Graduate School of Science and Engineering, Aoyama Gakuin University, Kanagawa 252-5258, Japan.
Int J Environ Res Public Health. 2021 Feb 12;18(4):1776. doi: 10.3390/ijerph18041776.
The evaluation of physiological and psychological states using thermal infrared images is based on the skin temperature of specific regions of interest, such as the nose, mouth, and cheeks. To extract the skin temperature of the region of interest, face alignment in thermal infrared images is necessary.
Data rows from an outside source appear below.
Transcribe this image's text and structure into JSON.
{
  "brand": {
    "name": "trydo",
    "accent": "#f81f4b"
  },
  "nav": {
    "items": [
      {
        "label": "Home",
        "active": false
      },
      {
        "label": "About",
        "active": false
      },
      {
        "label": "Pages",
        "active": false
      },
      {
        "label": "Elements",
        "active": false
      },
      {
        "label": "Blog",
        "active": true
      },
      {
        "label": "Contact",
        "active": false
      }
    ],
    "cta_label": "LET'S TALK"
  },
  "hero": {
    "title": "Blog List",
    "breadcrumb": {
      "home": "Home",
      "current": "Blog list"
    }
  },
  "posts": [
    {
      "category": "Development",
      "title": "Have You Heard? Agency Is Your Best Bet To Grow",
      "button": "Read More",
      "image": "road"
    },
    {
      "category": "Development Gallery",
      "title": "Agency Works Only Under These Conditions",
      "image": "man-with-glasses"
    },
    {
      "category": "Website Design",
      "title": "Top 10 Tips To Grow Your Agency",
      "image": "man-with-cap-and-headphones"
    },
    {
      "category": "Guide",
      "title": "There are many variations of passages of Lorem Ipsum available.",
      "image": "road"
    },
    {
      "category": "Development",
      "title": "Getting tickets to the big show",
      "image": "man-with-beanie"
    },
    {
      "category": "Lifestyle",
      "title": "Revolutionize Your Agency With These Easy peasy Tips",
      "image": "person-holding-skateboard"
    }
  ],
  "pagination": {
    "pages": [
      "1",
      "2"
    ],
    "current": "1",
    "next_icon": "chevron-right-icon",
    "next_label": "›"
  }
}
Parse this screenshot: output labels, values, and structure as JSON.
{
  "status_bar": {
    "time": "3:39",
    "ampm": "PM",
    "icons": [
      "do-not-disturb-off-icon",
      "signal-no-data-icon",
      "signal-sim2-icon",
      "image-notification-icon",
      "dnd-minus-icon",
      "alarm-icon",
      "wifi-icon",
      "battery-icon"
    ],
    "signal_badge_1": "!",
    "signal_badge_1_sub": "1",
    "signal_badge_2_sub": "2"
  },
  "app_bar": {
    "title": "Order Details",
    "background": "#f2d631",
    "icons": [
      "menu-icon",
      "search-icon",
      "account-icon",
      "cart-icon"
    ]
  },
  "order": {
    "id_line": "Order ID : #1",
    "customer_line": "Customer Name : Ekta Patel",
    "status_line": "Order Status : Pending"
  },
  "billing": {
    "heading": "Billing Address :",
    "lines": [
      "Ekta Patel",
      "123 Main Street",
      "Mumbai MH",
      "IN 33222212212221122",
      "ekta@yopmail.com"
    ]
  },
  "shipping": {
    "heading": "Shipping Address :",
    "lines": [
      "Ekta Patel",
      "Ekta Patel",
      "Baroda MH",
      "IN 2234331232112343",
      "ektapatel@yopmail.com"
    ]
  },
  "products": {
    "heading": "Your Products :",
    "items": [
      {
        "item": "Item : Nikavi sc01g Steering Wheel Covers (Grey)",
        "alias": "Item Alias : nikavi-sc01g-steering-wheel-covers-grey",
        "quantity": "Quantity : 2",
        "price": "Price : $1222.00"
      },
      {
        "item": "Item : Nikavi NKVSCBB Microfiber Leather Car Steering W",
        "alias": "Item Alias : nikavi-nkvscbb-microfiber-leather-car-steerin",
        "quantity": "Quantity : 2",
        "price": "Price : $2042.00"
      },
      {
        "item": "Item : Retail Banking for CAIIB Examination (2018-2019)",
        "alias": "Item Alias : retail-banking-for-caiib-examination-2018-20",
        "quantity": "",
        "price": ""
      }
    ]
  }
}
To date, the Active Appearance Model (AAM) has been used for face alignment in thermal infrared images. However, computation using this method is costly, and it has a low real-time performance. Conversely, face alignment of visible images using Cascaded Shape Regression (CSR) has been reported to have high real-time performance. However, no studies have been reported on face alignment in thermal infrared images using CSR. Therefore, the objective of this study was to verify the speed and robustness of face alignment in thermal infrared images using CSR. The results suggest that face alignment using CSR is more robust and computationally faster than AAM.
利用热红外图像评估生理和心理状态是基于特定感兴趣区域(如鼻子、嘴和脸颊)的皮肤温度。为了提取感兴趣区域的皮肤温度,需要在热红外图像中进行面部对齐。迄今为止,主动外观模型(AAM)已用于热红外图像中的面部对齐。然而,这种方法的计算成本很高,实时性能较低。相反,使用级联形状回归(CSR)的可见光图像的面部对齐已被报道具有较高的实时性能。然而,目前还没有关于使用 CSR 进行热红外图像中的面部对齐的研究报告。因此,本研究的目的是验证使用 CSR 进行热红外图像中的面部对齐的速度和鲁棒性。结果表明,使用 CSR 的面部对齐比 AAM 更稳健且计算速度更快。